RBS: An IT problem it really doesn’t need

RBS Image copyright AFP

The word seems almost benign - a "glitch" affecting computer systems at the Royal Bank of Scotland.

But "glitch", when it involves payments to individuals and businesses likely to total many millions of pounds, does not do the issue justice.

RBS needs another technical malfunction leaving hundreds of thousands of customers without a proper understanding of their bank balance like it needs another chief executive called Fred Goodwin.

That is, not at all.

RBS insists the problem, which involves RBS itself as well as NatWest, Ulster Bank and Coutts (banks RBS owns), will be resolved by Saturday.

Which appears a relatively relaxed timetable, to put it mildly.

Andrew Tyrie, the chairman of the Treasury select committee, described the four-day delay as "unacceptable".

"Restoration of payments should be a top priority," he said.

"It is crucial for those in the greatest financial need and also those who find it difficult to go to a branch.

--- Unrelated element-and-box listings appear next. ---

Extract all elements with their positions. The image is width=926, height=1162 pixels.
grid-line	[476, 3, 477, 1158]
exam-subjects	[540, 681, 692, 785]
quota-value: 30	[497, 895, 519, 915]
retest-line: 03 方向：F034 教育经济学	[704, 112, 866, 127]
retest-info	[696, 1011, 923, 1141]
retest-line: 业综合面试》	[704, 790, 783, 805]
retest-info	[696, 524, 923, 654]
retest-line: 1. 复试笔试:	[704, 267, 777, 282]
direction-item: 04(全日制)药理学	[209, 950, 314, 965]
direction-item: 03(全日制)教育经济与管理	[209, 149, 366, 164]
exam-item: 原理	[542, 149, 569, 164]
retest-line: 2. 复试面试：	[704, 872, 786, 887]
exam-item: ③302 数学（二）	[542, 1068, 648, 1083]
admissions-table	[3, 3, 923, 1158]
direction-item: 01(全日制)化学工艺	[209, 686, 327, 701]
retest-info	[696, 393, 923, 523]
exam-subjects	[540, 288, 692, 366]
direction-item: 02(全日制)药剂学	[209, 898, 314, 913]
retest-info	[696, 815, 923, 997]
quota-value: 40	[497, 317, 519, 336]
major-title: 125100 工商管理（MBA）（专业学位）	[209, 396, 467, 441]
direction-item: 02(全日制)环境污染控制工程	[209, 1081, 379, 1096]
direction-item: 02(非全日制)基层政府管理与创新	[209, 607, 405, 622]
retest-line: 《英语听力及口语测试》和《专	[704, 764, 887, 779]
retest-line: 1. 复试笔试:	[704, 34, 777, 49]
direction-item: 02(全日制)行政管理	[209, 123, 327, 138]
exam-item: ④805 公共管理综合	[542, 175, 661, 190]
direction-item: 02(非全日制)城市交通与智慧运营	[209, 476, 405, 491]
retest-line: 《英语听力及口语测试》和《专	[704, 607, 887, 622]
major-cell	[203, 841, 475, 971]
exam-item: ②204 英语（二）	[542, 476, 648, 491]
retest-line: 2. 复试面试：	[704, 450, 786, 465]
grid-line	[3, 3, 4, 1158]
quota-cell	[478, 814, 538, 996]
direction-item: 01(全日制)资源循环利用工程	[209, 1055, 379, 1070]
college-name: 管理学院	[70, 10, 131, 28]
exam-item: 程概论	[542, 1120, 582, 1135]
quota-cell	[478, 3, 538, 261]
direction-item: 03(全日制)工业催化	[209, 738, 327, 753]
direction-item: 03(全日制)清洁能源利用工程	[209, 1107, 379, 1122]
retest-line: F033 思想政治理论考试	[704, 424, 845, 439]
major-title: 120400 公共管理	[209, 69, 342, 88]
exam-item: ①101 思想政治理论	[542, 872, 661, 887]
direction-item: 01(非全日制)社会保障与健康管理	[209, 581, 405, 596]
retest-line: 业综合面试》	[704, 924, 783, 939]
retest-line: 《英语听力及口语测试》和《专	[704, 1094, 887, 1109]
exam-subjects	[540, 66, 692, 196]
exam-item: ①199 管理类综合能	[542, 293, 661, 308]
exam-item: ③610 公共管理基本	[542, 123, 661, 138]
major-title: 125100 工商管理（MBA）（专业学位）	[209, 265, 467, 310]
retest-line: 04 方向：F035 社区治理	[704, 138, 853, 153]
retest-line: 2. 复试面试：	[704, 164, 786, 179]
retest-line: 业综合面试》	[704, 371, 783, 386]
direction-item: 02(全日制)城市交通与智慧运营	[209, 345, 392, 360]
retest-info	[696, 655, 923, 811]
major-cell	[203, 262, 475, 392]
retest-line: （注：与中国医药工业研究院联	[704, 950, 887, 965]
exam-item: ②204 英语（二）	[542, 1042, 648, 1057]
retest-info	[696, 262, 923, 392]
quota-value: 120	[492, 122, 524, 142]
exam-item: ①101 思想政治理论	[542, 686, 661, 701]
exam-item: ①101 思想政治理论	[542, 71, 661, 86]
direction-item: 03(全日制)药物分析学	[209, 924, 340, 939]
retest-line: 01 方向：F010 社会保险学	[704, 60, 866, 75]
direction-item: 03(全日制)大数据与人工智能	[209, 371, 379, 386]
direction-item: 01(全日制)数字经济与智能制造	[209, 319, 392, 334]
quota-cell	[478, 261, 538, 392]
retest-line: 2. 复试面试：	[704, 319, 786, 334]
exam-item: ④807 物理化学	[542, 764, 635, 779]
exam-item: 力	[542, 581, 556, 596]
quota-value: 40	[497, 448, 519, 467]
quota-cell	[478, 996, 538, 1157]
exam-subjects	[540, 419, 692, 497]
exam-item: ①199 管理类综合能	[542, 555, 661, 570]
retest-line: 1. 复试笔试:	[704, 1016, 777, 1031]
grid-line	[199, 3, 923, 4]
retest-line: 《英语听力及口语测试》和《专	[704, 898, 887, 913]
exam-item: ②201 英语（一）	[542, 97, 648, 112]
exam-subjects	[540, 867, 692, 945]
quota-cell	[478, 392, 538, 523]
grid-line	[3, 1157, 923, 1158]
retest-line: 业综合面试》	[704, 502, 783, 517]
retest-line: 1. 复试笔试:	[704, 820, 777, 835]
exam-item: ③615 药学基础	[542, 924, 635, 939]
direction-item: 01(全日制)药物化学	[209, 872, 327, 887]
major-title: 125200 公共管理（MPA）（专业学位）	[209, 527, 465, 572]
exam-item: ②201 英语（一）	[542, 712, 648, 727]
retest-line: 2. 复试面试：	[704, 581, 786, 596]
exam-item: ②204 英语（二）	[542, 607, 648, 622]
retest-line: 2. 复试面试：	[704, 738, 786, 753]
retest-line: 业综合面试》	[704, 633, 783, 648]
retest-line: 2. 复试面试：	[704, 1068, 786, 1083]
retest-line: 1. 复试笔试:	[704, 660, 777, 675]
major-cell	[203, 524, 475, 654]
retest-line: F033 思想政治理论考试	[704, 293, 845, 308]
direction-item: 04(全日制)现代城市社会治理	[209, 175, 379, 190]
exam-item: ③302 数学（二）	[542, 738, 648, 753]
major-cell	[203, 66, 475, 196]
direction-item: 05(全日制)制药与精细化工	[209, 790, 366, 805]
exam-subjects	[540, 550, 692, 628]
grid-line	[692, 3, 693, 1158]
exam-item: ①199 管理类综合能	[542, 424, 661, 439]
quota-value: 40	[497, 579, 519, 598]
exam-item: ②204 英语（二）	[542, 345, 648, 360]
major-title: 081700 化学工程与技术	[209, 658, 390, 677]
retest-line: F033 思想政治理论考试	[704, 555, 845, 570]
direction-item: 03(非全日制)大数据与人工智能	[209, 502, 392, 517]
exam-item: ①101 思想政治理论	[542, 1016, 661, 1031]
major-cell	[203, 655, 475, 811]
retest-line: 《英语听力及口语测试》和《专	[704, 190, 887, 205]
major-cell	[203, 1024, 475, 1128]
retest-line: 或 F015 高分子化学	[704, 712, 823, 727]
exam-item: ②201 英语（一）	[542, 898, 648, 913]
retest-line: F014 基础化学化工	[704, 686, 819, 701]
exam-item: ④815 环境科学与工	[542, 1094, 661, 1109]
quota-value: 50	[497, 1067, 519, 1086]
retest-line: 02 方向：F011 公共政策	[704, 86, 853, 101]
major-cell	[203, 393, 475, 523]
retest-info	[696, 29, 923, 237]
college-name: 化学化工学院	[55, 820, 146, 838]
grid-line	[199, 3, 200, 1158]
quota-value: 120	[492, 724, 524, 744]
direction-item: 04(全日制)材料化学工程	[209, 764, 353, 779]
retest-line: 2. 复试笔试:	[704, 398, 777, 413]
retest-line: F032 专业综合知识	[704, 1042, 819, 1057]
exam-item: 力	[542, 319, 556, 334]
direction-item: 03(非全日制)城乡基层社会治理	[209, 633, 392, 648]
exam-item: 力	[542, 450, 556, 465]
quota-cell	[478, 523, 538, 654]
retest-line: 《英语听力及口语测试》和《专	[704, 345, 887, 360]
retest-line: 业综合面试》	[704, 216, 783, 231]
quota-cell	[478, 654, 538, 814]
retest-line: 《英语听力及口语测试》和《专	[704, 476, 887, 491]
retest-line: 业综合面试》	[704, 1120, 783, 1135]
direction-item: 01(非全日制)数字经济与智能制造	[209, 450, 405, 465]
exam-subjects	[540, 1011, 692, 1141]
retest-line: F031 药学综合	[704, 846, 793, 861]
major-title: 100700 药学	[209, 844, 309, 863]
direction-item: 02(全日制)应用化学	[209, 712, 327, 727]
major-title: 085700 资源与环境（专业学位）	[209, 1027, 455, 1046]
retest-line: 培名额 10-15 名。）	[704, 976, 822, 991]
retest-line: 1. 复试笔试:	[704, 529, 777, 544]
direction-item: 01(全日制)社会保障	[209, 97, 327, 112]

"These failures should concern both the conduct and prudential regulators."

The regulators, the Financial Conduct Authority (FCA) and the Prudential Regulation Authority (PRA), will certainly be taking a close interest.

In November last year, RBS faced the biggest fine in retail banking history when the FCA and the PRA hit the bank with a £56m bill.

It was punishment for a major computer meltdown two years earlier - again described as a "glitch" - which affected 6.5 million customers.

Similar to today, in that case payments were not processed, meaning that wages were not paid and bills were left outstanding. Individuals and businesses were affected.

At its most basic, customers did not know how much money they had and were locked out of their accounts.

On top of the fine, RBS had to pay more than £70m in compensation.

Admittedly, today's problem is not of the same magnitude, and the affected 600,000 payments should been seen in the context of the 20 million transactions a day processed by RBS.

But after the major failure of 2012, which dragged on for weeks, again RBS has revealed that its technological processes lack essential robustness.

It has long been a problem across banking - archaic computer systems bolted together through a series of mergers and acquisitions which are out-of-date and too complicated to run.

A senior executive at RBS once described the bank's computer systems as resembling "15 different types of spaghetti".

It has been an under-resourced area for far too long, out of the public glare and too easily dismissed as a problem to be fixed "tomorrow".

Well, tomorrow came and went a long time ago, and RBS now insists that it is giving its technology the attention and the resources it deserves.

But with the government looking to start selling its 80% stake in RBS, the bank will need to reassure investors that it can service the, frankly, pretty simple banking needs of its customers without a "glitch".